By Brian Parkin
March 20 (Bloomberg) -- Chancellor Angela Merkel’s coalition mobilized its parliamentary majority to push through a law enabling the state to seize Hypo Real Estate Holding AG, moving closer to Germany’s first bank nationalization since the 1930s.
The law, an extension of a 500 billion euro ($684 billion) bank-rescue fund enacted in October, allows for Finance Minister Peer Steinbrueck to expropriate all the stock of Munich-based Hypo Real Estate if shareholders balk at planned bailout steps. It includes a caveat that such a measure can only be taken once all other means have been exhausted.
“Bank rescue keeps us from chaos,” Steffen Kampeter, the budget spokesman for Merkel’s Christian Democratic Union, told lawmakers in the lower house of parliament, the Bundestag, in Berlin today. “This step is the necessary answer from the government to the financial crisis.”

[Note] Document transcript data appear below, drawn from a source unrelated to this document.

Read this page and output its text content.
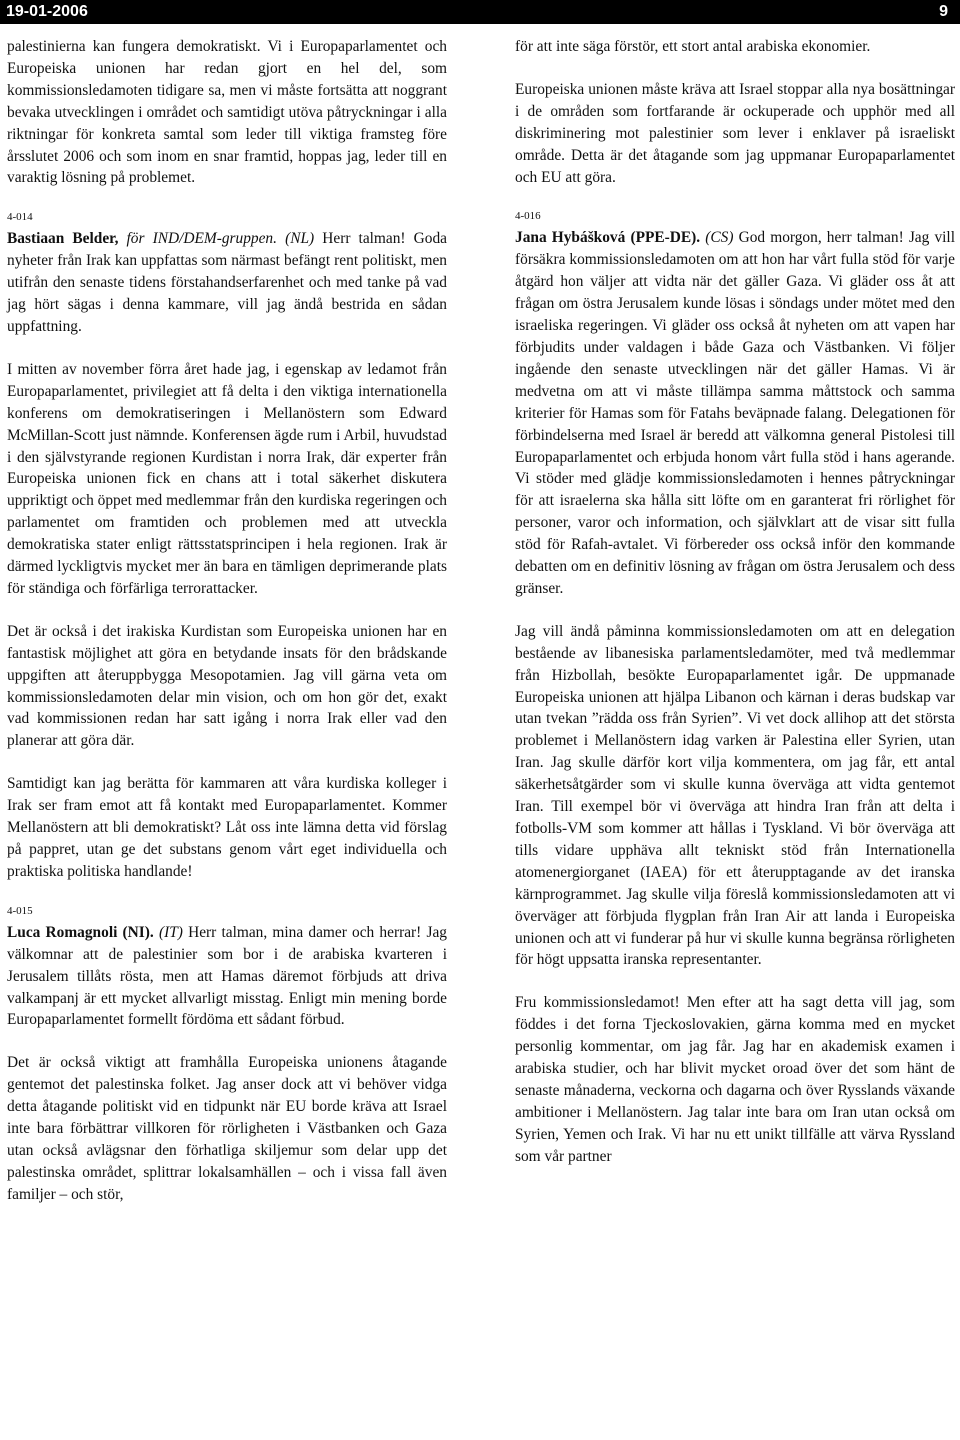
19-01-2006	9

palestinierna kan fungera demokratiskt. Vi i Europaparlamentet och Europeiska unionen har redan gjort en hel del, som kommissionsledamoten tidigare sa, men vi måste fortsätta att noggrant bevaka utvecklingen i området och samtidigt utöva påtryckningar i alla riktningar för konkreta samtal som leder till viktiga framsteg före årsslutet 2006 och som inom en snar framtid, hoppas jag, leder till en varaktig lösning på problemet.

4-014

Bastiaan Belder, för IND/DEM-gruppen. (NL) Herr talman! Goda nyheter från Irak kan uppfattas som närmast befängt rent politiskt, men utifrån den senaste tidens förstahandserfarenhet och med tanke på vad jag hört sägas i denna kammare, vill jag ändå bestrida en sådan uppfattning.

I mitten av november förra året hade jag, i egenskap av ledamot från Europaparlamentet, privilegiet att få delta i den viktiga internationella konferens om demokratiseringen i Mellanöstern som Edward McMillan-Scott just nämnde. Konferensen ägde rum i Arbil, huvudstad i den självstyrande regionen Kurdistan i norra Irak, där experter från Europeiska unionen fick en chans att i total säkerhet diskutera uppriktigt och öppet med medlemmar från den kurdiska regeringen och parlamentet om framtiden och problemen med att utveckla demokratiska stater enligt rättsstatsprincipen i hela regionen. Irak är därmed lyckligtvis mycket mer än bara en tämligen deprimerande plats för ständiga och förfärliga terrorattacker.

Det är också i det irakiska Kurdistan som Europeiska unionen har en fantastisk möjlighet att göra en betydande insats för den brådskande uppgiften att återuppbygga Mesopotamien. Jag vill gärna veta om kommissionsledamoten delar min vision, och om hon gör det, exakt vad kommissionen redan har satt igång i norra Irak eller vad den planerar att göra där.

Samtidigt kan jag berätta för kammaren att våra kurdiska kolleger i Irak ser fram emot att få kontakt med Europaparlamentet. Kommer Mellanöstern att bli demokratiskt? Låt oss inte lämna detta vid förslag på pappret, utan ge det substans genom vårt eget individuella och praktiska politiska handlande!

4-015

Luca Romagnoli (NI). (IT) Herr talman, mina damer och herrar! Jag välkomnar att de palestinier som bor i de arabiska kvarteren i Jerusalem tillåts rösta, men att Hamas däremot förbjuds att driva valkampanj är ett mycket allvarligt misstag. Enligt min mening borde Europaparlamentet formellt fördöma ett sådant förbud.

Det är också viktigt att framhålla Europeiska unionens åtagande gentemot det palestinska folket. Jag anser dock att vi behöver vidga detta åtagande politiskt vid en tidpunkt när EU borde kräva att Israel inte bara förbättrar villkoren för rörligheten i Västbanken och Gaza utan också avlägsnar den förhatliga skiljemur som delar upp det palestinska området, splittrar lokalsamhällen – och i vissa fall även familjer – och stör,

för att inte säga förstör, ett stort antal arabiska ekonomier.

Europeiska unionen måste kräva att Israel stoppar alla nya bosättningar i de områden som fortfarande är ockuperade och upphör med all diskriminering mot palestinier som lever i enklaver på israeliskt område. Detta är det åtagande som jag uppmanar Europaparlamentet och EU att göra.

4-016

Jana Hybášková (PPE-DE). (CS) God morgon, herr talman! Jag vill försäkra kommissionsledamoten om att hon har vårt fulla stöd för varje åtgärd hon väljer att vidta när det gäller Gaza. Vi gläder oss åt att frågan om östra Jerusalem kunde lösas i söndags under mötet med den israeliska regeringen. Vi gläder oss också åt nyheten om att vapen har förbjudits under valdagen i både Gaza och Västbanken. Vi följer ingående den senaste utvecklingen när det gäller Hamas. Vi är medvetna om att vi måste tillämpa samma måttstock och samma kriterier för Hamas som för Fatahs beväpnade falang. Delegationen för förbindelserna med Israel är beredd att välkomna general Pistolesi till Europaparlamentet och erbjuda honom vårt fulla stöd i hans agerande. Vi stöder med glädje kommissionsledamoten i hennes påtryckningar för att israelerna ska hålla sitt löfte om en garanterat fri rörlighet för personer, varor och information, och självklart att de visar sitt fulla stöd för Rafah-avtalet. Vi förbereder oss också inför den kommande debatten om en definitiv lösning av frågan om östra Jerusalem och dess gränser.

Jag vill ändå påminna kommissionsledamoten om att en delegation bestående av libanesiska parlamentsledamöter, med två medlemmar från Hizbollah, besökte Europaparlamentet igår. De uppmanade Europeiska unionen att hjälpa Libanon och kärnan i deras budskap var utan tvekan ”rädda oss från Syrien”. Vi vet dock allihop att det största problemet i Mellanöstern idag varken är Palestina eller Syrien, utan Iran. Jag skulle därför kort vilja kommentera, om jag får, ett antal säkerhetsåtgärder som vi skulle kunna överväga att vidta gentemot Iran. Till exempel bör vi överväga att hindra Iran från att delta i fotbolls-VM som kommer att hållas i Tyskland. Vi bör överväga att tills vidare upphäva allt tekniskt stöd från Internationella atomenergiorganet (IAEA) för ett återupptagande av det iranska kärnprogrammet. Jag skulle vilja föreslå kommissionsledamoten att vi överväger att förbjuda flygplan från Iran Air att landa i Europeiska unionen och att vi funderar på hur vi skulle kunna begränsa rörligheten för högt uppsatta iranska representanter.

Fru kommissionsledamot! Men efter att ha sagt detta vill jag, som föddes i det forna Tjeckoslovakien, gärna komma med en mycket personlig kommentar, om jag får. Jag har en akademisk examen i arabiska studier, och har blivit mycket oroad över det som hänt de senaste månaderna, veckorna och dagarna och över Rysslands växande ambitioner i Mellanöstern. Jag talar inte bara om Iran utan också om Syrien, Yemen och Irak. Vi har nu ett unikt tillfälle att värva Ryssland som vår partner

The moves to save Hypo have exposed a growing divide between the coalition parties as they prepare to fight Sept. 27 national elections. The Christian Democrats, wary of scaring investors, want to avert seizure if at all possible. Steinbrueck’s Social Democrats have no such scruples, after granting Hypo more than 100 billion euros in credit and guarantees since September.
“The law is very explicit: expropriation as a last resort, and we’ll be monitoring all the way,” Eduard Oswald, chairman of parliament’s all-party finance committee, said in an interview in Berlin on March 18. “I can only say it’s in the government’s interests to follow the letter of the law assiduously.”
J.C. Flowers
J.C. Flowers, Hypo’s biggest investor, who holds about 24 percent of the lender, told a parliamentary hearing on March 16 that he “would be ready to consider joining” a capital increase at the bank. Flowers said he sees long-term prospects of recovery for the stock.
Jochen Sanio, the president of the BaFin financial-market regulator, told the same hearing that the “hour of truth” is approaching for some banks as they present annual statements to the regulator by March 31. BaFin may have to act quickly to aid banks whose core reserves dip below a legal minimum of four percent of their total capital, he said.
Lawmakers approved the bank seizure bill by 425 for to 106 against. There were four abstentions. The bill will now go to the upper chamber, the Bundesrat, where Germany’s 16 states are represented.
The Bundesrat has the power to delay the Hypo bill but not to block it. Camilla Linke, a spokeswoman for the chamber, said the bill could become law as early as April 6. The government may then call on the banks shareholders to attend an extraordinary meeting to vote on the capital increase.
Market Rates
Steinbrueck’s ministry has so far failed to persuade Flowers, the head of New York-based investment firm J.C. Flowers & Co., to sell his shares at market rates before it goes ahead with a capital increase. The stock has fallen 95 percent since September and treaded at 83 eurocents at 9:15 a.m. in Frankfurt.
The bank may need as much as 10 billion euros in fresh capital to help it meet minimum capital reserve requirements, analysts have said.
“The ifs and buts, checks and balances within this legislation somehow still leave the impression that Steinbrueck wants nothing else, will be satisfied with nothing less than seizing the bank,” Carl-Ludwig Thiele, finance spokesman for the opposition Free Democrats, said in an interview.
Steinbrueck told lawmakers during the bill’s first reading in parliament on March 6 that the government needs more than a 75 percent stake to save Hypo Real Estate from insolvency.
“Why stop at 75 percent and one share?” Reinhard Schultz, a member of the finance committee, said in an interview. “That would leave lots of scope for legal problems and meddling from minority shareholders.”